Hi Michael, did you use a different kinesis.appName in the config for each loader?
I hadn’t yet but a fellow developer had mentioned that. That sounds like my next step. Quick dumb question. If each S3 Loader is writing to the same S3 bucket and the strategy is TRIM_HORIZON and they are using different DDB tables, how does each instance of the S3 Loader avoid writing out the same records? Thanks again for the response, Jeroen.
Aha, multiple loaders to the same target. In that case you indeed need to use the same application name. I’m using multiple enrichers for example and they share the same appName. They also subscribe to Kinesis so the process is probably the same.
I haven’t tried with multiple S3 loaders but I guess it should also work, same as for the enrichers.
Another thing that might block you from doing this is when you do not have enough shards. Each loader will claim a shard.
Hope this helps.
I just found out another dev was using the same dynamodb table with another S3 loader, so that was my issue.
Just to add some clarity into how the Kinesis applications work on the Snowplow pipeline here. Each app (S3 Loader, ES Loaders, Stream Enrich) leverages the KCL (Kinesis Client Library) under the hood.
Each app is capable of scaling horizontally as long as they are pointing to the same Kinesis Stream and use the same DynamoDB Lease table - this lease table contains all the shards in the stream that the application is consuming and ensures that work is spread evenly amongst the available workers. This table name in turn is controlled by the “app name” you define in the configuration files.
To sum up:
If you want to have more compute available to process 1 Kinesis Stream into 1 Destination - use the same app name and it will scale out horizontally.

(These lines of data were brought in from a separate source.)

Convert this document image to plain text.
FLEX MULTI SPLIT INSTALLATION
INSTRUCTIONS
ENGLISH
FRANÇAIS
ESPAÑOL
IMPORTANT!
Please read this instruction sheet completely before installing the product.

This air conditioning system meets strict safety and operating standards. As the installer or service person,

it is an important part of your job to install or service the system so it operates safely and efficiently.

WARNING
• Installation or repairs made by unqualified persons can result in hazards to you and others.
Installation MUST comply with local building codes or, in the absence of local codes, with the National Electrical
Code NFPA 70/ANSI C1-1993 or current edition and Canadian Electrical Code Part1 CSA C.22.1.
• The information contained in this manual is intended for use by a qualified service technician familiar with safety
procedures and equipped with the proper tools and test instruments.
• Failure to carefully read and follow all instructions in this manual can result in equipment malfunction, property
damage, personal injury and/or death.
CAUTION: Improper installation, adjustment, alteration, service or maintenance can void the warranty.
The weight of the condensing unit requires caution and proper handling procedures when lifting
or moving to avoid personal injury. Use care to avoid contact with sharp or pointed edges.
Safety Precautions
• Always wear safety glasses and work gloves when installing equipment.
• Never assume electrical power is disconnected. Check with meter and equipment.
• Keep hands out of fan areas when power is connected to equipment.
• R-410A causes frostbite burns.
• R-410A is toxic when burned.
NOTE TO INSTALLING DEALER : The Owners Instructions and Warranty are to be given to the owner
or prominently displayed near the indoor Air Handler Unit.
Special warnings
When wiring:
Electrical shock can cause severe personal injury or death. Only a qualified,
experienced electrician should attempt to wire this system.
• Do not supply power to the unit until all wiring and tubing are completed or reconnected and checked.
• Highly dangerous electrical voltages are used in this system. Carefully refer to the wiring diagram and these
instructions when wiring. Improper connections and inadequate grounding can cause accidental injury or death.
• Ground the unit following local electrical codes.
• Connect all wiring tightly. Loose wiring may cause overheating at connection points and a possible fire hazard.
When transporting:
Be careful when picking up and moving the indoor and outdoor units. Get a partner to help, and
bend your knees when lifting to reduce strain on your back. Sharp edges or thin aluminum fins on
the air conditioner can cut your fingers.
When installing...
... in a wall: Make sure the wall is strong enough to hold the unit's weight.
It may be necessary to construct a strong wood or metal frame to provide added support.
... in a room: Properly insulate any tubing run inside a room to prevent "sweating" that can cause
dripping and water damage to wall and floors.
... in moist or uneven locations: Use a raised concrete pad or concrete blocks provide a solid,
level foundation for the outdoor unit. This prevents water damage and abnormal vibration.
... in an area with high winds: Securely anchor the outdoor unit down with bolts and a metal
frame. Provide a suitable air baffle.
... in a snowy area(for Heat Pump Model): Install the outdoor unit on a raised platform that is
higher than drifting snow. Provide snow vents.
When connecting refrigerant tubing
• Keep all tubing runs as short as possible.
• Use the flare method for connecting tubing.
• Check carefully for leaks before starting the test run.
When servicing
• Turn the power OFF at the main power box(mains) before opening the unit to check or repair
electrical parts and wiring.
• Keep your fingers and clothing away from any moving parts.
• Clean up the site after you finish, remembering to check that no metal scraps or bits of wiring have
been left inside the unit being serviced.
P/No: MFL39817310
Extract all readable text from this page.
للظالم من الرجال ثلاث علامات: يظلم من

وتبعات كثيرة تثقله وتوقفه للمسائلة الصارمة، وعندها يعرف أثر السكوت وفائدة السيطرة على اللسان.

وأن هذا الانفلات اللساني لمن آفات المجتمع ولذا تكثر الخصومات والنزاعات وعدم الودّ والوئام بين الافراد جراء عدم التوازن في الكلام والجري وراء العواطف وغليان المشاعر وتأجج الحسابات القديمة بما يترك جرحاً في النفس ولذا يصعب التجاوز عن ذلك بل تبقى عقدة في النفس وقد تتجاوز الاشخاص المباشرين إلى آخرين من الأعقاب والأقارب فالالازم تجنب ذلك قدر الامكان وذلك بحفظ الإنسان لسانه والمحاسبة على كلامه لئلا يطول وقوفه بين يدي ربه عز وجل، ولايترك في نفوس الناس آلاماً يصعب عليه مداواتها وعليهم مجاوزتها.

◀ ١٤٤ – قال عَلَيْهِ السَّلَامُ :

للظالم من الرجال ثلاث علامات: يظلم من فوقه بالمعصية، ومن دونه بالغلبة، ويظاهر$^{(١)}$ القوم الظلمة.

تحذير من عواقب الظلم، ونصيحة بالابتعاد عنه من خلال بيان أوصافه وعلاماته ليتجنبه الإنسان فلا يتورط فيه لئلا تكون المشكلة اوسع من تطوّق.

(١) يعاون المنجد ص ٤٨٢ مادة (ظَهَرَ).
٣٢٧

If you instead want to have that same stream loaded to different destinations you need to use a different app name so that it has a different lease table and different checkpointing on the stream.
Hope this helps!
That’s very good information. Thanks, josh.
Are there any documents on scaling this stack out(using kinesis)? We are currently working on several strategies around CPU utilization and traffic but it’s still a work in progress.
There is scattered documentation but nothing very concrete. Internally we scale the consumers based on CPU usage and have found this to be the most reliable metric to scale off of. Adding step-scaling rules in place to handle spikes effectively can help also.
For Kinesis you have really just two options:
- Develop an auto-scaling solution for it - there is nothing out of the box here so does require a bit of investment OR;
- Monitor and set CloudWatch Alarms on Byte GET / PUT rates to the stream and scale up / down as needed by hand
Depending on your traffic variance you might get away with just a static shard allocation for your stream without needing to do anything else.
One thing to keep in mind is that multiple servers cannot process the same shard so your ability to process data is dependant on having enough shards in Kinesis. Essentially having more servers than shards will not yield better performance as you cannot split the work.